Bosnian Jews and Muslims tell the story of ‘Sarajevo’s Purim’
Communities mark 1819 event when Muslims rose up against Ottoman governor who threatened to kill off the imprisoned elite of the city’s Jewish community
SARAJEVO, Bosnia and Herzegovina — Bosnian Jews and Muslims gathered this week to mark a holiday unique to their city: the 200-year-old “Purim of Sarajevo,” a day they say has bound their two communities together in a model of coexistence.
Two centuries ago in 1819, Sarajevo Muslims rose up against an Ottoman governor who had threatened to kill off the imprisoned elite of the city’s Jewish community.
Jewish and Muslim groups in Bosnia commemorated the bicentenary of this “miraculous deliverance” and hailed their inter-religious bonds at a conference Thursday.
“Bosnian Muslims and Jews are a body, our bonds have been forged both in times of trial and in times of prosperity,” Bosnia’s Grand Mufti Husein Kavazovic said in a message read by his representative at the event.
The Jewish holiday of Purim is traditionally celebrated in early spring to mark the rescue of Jews from persecution under an ancient Persian Empire.

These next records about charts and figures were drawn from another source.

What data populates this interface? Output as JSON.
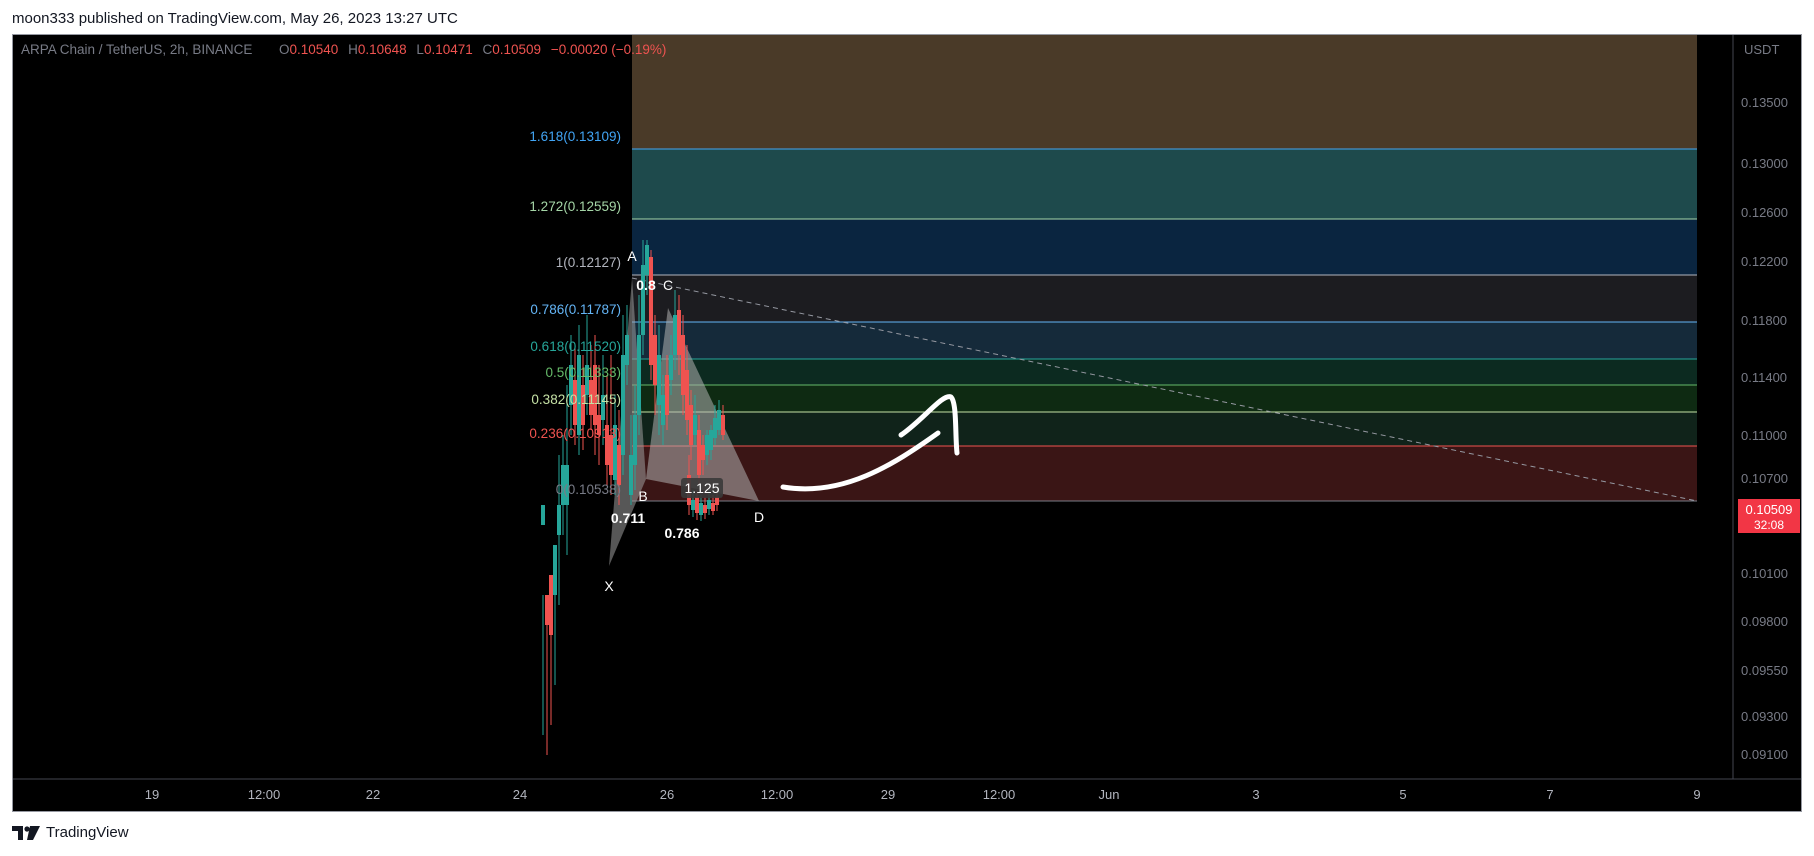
{
  "header": {
    "published": "moon333 published on TradingView.com, May 26, 2023 13:27 UTC"
  },
  "footer": {
    "brand": "TradingView"
  },
  "symbol_bar": {
    "symbol": "ARPA Chain / TetherUS, 2h, BINANCE",
    "o_label": "O",
    "o_value": "0.10540",
    "h_label": "H",
    "h_value": "0.10648",
    "l_label": "L",
    "l_value": "0.10471",
    "c_label": "C",
    "c_value": "0.10509",
    "change": "−0.00020 (−0.19%)"
  },
  "price_axis": {
    "currency": "USDT",
    "ticks": [
      "0.13500",
      "0.13000",
      "0.12600",
      "0.12200",
      "0.11800",
      "0.11400",
      "0.11000",
      "0.10700",
      "0.10100",
      "0.09800",
      "0.09550",
      "0.09300",
      "0.09100"
    ],
    "last_price": "0.10509",
    "countdown": "32:08"
  },
  "time_axis": {
    "ticks": [
      "19",
      "12:00",
      "22",
      "24",
      "26",
      "12:00",
      "29",
      "12:00",
      "Jun",
      "3",
      "5",
      "7",
      "9"
    ]
  },
  "fib_labels": [
    {
      "text": "1.618(0.13109)",
      "color": "#42a5f5"
    },
    {
      "text": "1.272(0.12559)",
      "color": "#a5d6a7"
    },
    {
      "text": "1(0.12127)",
      "color": "#b2b5be"
    },
    {
      "text": "0.786(0.11787)",
      "color": "#64b5f6"
    },
    {
      "text": "0.618(0.11520)",
      "color": "#26a69a"
    },
    {
      "text": "0.5(0.11333)",
      "color": "#66bb6a"
    },
    {
      "text": "0.382(0.11145)",
      "color": "#c5e1a5"
    },
    {
      "text": "0.236(0.10913)",
      "color": "#ef5350"
    },
    {
      "text": "0(0.10538)",
      "color": "#787b86"
    }
  ],
  "pattern_labels": {
    "x": "X",
    "a": "A",
    "b": "B",
    "c": "C",
    "d": "D",
    "ratio_xb": "0.711",
    "ratio_ac": "0.8",
    "ratio_xd": "0.786",
    "ratio_bd": "1.125"
  },
  "colors": {
    "up_candle": "#26a69a",
    "down_candle": "#ef5350",
    "background": "#000000",
    "price_badge": "#f23645"
  }
}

But in Sarajevo, the city’s now tiny Jewish community marks its own Purim every autumn to celebrate the release of the 11 Jews, including a rabbi, who had been locked up in prison.
The Ottoman governor of Bosnia at the time, Ruzdi-pacha, had demanded a huge ransom for their release.
“Muslims in Sarajevo rose up, went outside the prison and threatened to destroy everything and set it on fire if (rabbi) Rav Mose Danon and the others were not released,” Jakob Finci, president of the Jewish community in Bosnia, said at the conference.
According to lore, some 3,000 men joined the uprising.
Finci hailed the history, and the largely peaceful coexistence of the two religious groups ever since, as a “model for a normal and common life between Jews and Muslims.”
Sephardic Jews first arrived in Bosnia after they were expelled from Spain in 1492.
They numbered around 12,500 — or up to 20 percent of the city’s population — before the Second World War.
Like other Jewish communities in the Balkans, they were almost completely decimated during WWII by Nazi forces and their allies, who sent them to camps from which they never returned.
Today, a population of around 800 Jews makes up a tiny sliver of a city whose 340,000-strong population is mostly Muslim.